Dynamic UI (1.0)
Develop an LLM-based system capable of creating iOS and visionOS apps instantly.
This enables immediate use cases in Accessibility, localization, and personalized workflows. Originally aimed for a distant iteration of visionOS, it emphasizes the need for highly personalized software in a future with ubiquitous AR devices, ensuring user comfort and utility in daily routines.
JSON → SwiftUI
2 weeks
GPT 3.5
Year
2023
Platform
iOS + visionOS
Challenge
This project began as a nights-and-weekends experiment, not as part of my official work. I was driven by a simple but ambitious idea: What if a user could describe a UI and have it instantly built for them, live, on-device? Early attempts using GPT-3.5 quickly revealed major obstacles. The model was unstable, often hallucinating interface logic or returning invalid JSON. SwiftUI requires precision, and there was no margin for error. To solve this, I developed a custom JSON schema—rigid, yet expressive—tailored specifically to describe nested SwiftUI structures. This format became the contract between the language model and the recursive parser I built, shielding the frontend from GPT’s volatility.
Results
The result was a functioning real-time interface engine for iOS that translates user prompts into custom SwiftUI layouts—reliably.

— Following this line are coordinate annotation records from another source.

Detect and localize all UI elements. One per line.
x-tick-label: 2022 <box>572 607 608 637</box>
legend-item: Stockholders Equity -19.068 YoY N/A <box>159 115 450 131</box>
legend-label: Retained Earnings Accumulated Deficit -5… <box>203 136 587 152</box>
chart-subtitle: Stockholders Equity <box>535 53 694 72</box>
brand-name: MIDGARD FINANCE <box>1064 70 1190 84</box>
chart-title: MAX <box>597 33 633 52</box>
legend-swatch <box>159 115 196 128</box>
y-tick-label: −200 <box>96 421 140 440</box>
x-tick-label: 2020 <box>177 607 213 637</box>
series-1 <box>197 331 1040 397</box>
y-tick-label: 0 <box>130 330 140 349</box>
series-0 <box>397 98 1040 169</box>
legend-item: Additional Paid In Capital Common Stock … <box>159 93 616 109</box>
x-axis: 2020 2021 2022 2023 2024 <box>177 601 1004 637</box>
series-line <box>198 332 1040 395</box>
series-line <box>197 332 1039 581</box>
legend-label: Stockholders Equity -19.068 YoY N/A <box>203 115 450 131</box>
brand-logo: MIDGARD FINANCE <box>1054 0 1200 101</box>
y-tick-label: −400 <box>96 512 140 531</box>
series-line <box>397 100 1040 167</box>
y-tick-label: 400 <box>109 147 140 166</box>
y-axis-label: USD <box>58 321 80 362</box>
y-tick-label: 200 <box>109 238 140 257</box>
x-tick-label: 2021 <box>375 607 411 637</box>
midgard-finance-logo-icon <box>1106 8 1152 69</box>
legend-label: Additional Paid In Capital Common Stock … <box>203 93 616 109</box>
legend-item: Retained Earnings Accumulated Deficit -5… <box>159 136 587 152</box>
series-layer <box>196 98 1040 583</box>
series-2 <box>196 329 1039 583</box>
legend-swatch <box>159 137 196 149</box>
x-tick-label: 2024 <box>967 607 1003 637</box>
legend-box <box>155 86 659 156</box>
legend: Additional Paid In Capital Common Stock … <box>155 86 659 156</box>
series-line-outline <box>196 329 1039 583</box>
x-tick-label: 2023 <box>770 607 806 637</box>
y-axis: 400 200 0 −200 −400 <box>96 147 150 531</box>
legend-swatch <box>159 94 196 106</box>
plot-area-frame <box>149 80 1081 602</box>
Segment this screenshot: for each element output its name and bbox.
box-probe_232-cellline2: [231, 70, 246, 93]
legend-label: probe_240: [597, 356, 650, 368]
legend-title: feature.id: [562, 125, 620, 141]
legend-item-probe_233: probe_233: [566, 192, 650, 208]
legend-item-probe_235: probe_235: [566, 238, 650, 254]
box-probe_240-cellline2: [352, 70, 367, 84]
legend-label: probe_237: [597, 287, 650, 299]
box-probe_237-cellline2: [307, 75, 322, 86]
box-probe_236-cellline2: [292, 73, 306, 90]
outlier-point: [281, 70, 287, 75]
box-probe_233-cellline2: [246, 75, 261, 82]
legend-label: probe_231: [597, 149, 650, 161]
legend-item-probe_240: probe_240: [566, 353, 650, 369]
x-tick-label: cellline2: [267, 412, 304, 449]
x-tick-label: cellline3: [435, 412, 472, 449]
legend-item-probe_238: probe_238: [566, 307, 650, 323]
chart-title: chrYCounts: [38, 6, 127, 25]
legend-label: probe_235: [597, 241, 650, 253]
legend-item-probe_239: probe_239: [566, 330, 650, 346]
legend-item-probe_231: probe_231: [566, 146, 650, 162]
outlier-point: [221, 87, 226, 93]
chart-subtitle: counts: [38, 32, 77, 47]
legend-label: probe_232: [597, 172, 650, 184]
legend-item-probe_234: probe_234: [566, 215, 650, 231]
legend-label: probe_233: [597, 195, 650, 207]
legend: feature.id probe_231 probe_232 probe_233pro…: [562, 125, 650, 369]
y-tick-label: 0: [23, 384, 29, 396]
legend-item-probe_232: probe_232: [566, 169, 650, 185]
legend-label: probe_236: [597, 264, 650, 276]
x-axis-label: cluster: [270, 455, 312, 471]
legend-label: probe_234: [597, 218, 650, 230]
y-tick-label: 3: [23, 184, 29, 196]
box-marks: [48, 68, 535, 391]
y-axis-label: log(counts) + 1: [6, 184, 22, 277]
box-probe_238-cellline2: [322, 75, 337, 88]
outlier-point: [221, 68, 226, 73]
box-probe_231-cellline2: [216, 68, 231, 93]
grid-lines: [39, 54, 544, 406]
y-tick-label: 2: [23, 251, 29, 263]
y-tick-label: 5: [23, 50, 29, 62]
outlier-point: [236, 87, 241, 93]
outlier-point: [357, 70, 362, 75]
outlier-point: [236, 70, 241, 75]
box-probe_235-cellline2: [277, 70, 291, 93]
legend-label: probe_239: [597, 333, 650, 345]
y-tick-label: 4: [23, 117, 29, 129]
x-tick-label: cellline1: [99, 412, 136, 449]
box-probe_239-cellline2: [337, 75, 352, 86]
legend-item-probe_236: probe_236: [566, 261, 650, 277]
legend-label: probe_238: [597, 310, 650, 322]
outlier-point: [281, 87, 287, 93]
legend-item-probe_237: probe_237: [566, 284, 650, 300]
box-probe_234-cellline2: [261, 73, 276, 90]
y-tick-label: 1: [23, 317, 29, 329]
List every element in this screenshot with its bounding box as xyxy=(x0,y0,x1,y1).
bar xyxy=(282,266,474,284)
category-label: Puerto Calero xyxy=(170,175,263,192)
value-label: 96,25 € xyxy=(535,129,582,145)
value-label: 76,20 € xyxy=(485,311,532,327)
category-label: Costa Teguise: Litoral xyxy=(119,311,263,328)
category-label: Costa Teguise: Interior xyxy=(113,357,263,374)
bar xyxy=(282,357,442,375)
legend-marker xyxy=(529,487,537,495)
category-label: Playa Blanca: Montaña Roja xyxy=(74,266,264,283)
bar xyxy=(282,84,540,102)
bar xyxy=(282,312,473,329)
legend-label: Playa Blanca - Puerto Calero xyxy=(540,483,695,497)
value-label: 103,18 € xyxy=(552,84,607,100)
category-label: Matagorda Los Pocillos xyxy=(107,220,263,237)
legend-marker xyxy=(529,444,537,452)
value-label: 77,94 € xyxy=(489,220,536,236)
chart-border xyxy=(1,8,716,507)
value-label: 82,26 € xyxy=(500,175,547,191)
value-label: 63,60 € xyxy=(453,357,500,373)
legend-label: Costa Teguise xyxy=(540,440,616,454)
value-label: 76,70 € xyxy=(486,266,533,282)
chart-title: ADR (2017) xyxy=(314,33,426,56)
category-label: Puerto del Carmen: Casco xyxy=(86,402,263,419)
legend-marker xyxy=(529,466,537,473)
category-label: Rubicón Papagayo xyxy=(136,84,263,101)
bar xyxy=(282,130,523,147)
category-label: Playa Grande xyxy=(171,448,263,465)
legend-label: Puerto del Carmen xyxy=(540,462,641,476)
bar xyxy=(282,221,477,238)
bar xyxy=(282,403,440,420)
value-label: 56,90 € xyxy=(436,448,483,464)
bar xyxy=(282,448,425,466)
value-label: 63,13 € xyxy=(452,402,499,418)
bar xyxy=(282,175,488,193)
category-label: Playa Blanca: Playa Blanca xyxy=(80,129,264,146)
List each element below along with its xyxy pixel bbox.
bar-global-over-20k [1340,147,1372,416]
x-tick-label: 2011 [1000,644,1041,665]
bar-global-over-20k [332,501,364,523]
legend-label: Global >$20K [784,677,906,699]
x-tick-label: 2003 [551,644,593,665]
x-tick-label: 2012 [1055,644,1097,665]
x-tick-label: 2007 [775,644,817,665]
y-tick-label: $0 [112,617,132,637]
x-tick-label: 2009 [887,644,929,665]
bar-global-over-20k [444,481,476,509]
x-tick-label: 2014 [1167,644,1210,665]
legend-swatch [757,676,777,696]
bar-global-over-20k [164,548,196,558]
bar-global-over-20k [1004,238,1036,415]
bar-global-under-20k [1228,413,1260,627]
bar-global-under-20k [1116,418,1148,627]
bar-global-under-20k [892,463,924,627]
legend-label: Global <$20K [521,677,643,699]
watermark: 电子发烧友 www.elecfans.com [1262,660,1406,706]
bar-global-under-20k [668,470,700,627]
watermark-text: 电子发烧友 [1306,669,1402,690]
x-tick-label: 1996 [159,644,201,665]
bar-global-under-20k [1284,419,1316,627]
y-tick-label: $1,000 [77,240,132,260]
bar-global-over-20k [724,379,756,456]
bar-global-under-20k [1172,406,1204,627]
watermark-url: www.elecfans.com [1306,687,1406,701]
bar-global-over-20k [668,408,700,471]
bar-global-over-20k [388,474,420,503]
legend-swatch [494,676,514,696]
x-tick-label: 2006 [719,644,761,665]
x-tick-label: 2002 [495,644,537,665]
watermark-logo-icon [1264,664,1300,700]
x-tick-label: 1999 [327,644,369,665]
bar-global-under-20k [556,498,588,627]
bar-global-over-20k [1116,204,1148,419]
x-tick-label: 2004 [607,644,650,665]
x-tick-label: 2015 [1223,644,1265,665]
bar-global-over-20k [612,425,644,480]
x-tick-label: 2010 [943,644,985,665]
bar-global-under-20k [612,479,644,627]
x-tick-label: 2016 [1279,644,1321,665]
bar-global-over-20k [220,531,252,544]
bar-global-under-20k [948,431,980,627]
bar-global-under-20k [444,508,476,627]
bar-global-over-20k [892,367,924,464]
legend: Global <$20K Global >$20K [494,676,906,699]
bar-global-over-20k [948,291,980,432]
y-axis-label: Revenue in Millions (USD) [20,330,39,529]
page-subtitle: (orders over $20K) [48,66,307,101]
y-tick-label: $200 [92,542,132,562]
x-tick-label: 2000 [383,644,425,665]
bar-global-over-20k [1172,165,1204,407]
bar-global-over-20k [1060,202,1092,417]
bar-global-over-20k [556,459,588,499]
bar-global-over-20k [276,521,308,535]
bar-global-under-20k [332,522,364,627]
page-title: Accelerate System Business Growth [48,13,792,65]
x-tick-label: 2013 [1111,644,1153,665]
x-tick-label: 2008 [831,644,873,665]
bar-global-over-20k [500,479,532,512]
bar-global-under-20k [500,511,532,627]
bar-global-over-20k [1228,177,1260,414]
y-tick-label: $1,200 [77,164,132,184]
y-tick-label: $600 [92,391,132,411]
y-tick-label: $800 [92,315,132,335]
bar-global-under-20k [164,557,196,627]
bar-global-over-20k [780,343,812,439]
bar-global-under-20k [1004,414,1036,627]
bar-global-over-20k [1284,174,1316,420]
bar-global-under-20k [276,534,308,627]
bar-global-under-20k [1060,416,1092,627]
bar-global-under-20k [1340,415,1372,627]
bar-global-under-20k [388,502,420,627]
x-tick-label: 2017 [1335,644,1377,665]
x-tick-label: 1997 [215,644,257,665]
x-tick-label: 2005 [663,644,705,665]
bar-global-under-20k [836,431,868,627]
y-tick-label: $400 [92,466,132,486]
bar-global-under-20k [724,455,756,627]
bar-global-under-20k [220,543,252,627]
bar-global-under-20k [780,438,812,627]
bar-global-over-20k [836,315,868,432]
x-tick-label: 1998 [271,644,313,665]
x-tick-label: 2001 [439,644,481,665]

Thanks to the custom JSON contract, the system can parse even imperfect LLM output into stable, recursive SwiftUI views. I tested it with a variety of use cases: from personalized video editing toolbars, to accessibility modifications like larger tap targets, to UI localization that flips and translates for RTL languages like Arabic. Despite GPT-3.5’s limitations, the system remained robust—demonstrating the viability of generative UIs even before the underlying models were fully reliable.

Benefits
What started as a side project ended up opening the door to a post-app future: a world where software is not pre-built, but generated live around the user. The challenges—model instability, JSON unpredictability, real-time rendering—were significant, especially working solo, outside official hours. But the upside is enormous. As models improve and on-device capabilities grow, this approach could reshape interface development across platforms—particularly in AR, where personalization is critical. The core insight still holds: even imperfect LLMs can generate useful software, if we give them the right guardrails.